Luke was a bit of a problem. If you remember from the "soap opera" he was the poor guy who was constantly getting bullied by everyone else. He kept looking around inside for Leia, Buzz and Flash, then he'd look outside, then inside, then outside again. I tried shooing him out a few times, but he wasn't going to have anything to do with that idea. I went outside and threw out some more seeds and looked around for Leia, Buzz and Flash but they were nowhere to be seen. After a few more minutes Luke finally came out, landed, did the pigeon "happy dance" (you know, where they flap a bunch and turn around in circles) and then he flew off.

I checked periodically throughout the day, and I hung around at sunset, but nobody came home. So I'm hoping that all four are now living happily-ever-after pigeon lives. I'll check back at dawn and dusk for the next few days and see if anyone comes straggling back with any problems. I am a little worried about Buzz -- he's never been very bright, but he is a pretty big bird. I think Leia will keep an eye on him and help him through any rough spots. 

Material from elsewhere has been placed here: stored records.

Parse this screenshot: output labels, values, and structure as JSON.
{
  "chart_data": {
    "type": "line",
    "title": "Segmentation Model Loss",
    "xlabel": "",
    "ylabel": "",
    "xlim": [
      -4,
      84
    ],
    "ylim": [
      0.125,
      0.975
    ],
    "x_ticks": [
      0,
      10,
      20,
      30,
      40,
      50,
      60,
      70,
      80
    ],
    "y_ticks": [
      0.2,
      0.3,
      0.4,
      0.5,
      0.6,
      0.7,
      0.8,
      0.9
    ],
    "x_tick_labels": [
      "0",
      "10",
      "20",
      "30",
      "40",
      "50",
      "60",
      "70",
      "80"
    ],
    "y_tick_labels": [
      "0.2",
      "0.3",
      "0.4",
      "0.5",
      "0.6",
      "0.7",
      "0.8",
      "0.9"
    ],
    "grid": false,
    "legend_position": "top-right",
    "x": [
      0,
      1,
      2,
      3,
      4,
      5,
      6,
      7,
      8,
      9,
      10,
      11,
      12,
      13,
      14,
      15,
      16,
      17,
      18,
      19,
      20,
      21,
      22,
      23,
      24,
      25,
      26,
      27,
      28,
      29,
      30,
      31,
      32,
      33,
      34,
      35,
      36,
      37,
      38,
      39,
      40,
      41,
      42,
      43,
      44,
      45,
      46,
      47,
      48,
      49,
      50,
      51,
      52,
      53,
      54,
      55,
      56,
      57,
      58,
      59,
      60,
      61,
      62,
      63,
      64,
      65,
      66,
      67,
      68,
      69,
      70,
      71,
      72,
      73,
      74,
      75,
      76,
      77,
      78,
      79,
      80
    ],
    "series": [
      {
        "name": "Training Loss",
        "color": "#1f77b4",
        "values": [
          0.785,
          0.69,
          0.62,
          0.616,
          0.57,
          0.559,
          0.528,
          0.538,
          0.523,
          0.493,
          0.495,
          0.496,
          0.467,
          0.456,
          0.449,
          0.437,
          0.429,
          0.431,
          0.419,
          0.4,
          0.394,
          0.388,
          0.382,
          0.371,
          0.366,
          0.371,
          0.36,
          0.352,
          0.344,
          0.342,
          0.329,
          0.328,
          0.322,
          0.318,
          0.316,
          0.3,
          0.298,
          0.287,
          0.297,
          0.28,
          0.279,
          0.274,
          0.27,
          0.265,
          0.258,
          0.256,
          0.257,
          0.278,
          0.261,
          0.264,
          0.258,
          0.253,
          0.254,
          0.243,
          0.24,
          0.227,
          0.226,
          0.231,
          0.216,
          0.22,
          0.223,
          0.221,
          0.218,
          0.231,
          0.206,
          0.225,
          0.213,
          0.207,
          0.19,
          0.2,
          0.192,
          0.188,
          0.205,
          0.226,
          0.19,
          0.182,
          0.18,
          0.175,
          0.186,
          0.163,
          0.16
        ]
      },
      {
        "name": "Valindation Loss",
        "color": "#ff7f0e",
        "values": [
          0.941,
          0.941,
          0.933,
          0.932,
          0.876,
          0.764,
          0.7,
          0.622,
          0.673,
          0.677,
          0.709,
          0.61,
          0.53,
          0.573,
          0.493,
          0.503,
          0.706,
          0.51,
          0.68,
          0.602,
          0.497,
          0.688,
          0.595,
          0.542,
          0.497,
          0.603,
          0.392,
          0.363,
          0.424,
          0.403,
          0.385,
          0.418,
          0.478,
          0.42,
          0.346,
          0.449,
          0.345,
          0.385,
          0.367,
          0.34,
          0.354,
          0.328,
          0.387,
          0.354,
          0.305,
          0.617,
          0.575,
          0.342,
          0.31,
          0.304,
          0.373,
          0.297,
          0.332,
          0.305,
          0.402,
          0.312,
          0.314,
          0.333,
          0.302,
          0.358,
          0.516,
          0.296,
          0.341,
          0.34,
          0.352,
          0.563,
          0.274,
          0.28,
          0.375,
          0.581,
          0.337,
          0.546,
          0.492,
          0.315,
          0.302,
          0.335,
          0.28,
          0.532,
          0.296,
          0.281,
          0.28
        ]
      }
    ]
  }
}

Of course, Ripley is lonely now, since she's the only one left. She spent most of the day looking out the window, and I tried to spend some extra time with her. Like I said in my "soap opera" post, she's still too young to go free and probably too domesticated. She's likely destined to be someone's pet. She didn't eat very much today, so I think she's sad and misses the other birds. I'll have to put her up for adoption soon, so that she can have some more pigeon friends to hang out with.


----------